WINTERBOURNE United chairman Robyn Maggs has revealed why his side made a sudden exit from the Toolstation Western League last week, saying that it was not ‘sustainable’ to continue.

The club were haemorrhaging cash every month in costs throughout their various teams, including the reserves and junior sides.

In fact, Maggs admitted that ‘the playing budget was crippling’ at Winterbourne.

And Maggs has responded to Thornbury Town who wanted to know why United played their GFA Challenge Trophy third round tie, which Winterbourne won on penalties after a 3-3 draw, last Saturday week when they must have known the team would be resigning days later.

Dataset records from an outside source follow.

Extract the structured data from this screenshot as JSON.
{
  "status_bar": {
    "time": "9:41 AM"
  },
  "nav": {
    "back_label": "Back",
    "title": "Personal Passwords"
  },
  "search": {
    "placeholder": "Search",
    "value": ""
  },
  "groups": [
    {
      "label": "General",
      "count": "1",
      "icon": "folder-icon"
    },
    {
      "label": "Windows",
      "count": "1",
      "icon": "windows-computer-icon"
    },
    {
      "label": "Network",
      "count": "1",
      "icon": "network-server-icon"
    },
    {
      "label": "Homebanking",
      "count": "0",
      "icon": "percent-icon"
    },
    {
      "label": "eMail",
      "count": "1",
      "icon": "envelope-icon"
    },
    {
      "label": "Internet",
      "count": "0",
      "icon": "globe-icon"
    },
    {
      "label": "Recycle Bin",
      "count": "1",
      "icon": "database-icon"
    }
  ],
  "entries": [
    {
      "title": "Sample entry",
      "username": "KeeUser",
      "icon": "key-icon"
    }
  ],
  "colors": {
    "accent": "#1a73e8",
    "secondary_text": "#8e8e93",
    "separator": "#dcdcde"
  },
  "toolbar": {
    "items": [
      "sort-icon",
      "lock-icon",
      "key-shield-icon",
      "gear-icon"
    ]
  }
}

Maggs answered the question saying: “We did not make the decision until the weekend (of that GFA Trophy match at Thornbury’s Mundys Playing Fields).”

The biggest problem which faced Winterbourne’s existence in the Western League has been generation of revenue. Winterbourne’s first team have been playing at the Gloucestershire FA’s 3G facilities at Almondsbury as part of a groundshare agreement with Toolstation League rivals Roman Glass St George over the past few years.

With the demise of the first team, Winterbourne United’s reserve side now become, effectively, the first team and Maggs hopes they will one day be playing in the Gloucestershire County League.

But Maggs wants to use the club’s traditional home of Parkside Avenue, Winterbourne Village, as the base for the future as it brings them revenue where the GFA facility did not.

For now, however, he explained why things had to come to a halt last week, saying: “We’ve tasted Western League Premier Division football for the past three-and-a-half years since switching from the Hellenic League and we’ve enjoyed it. But it’s simply not sustainable for a club like ours to compete properly at that level.

“The fact is it was costing us around three thousand pounds a month to run all our teams and when you don’t have your own ground to cater for that level of football, and your own bar to open four to five days a week, the income stream just isn’t there; it becomes totally impractical.

“When you have your own ground with the required facilities for that standard of football, you don’t have to hire anything and really we were punching above our weight, and the playing budget was crippling.”

Maggs said the decision to withdraw from the Western League was the right one. “I have no issues with that decision; it’s a burden off my shoulders, a relief. It’s been too expensive and too much work, and it’s been a worry. I’m sleeping much better now.

“The club is actually in a strong position, with a successful reserves, a third team, an under-18s team and kids teams. All we’ve done is make the club financially viable. It was never going to be a light at the end of the tunnel; it was a train coming and we had to deal with it head-on.”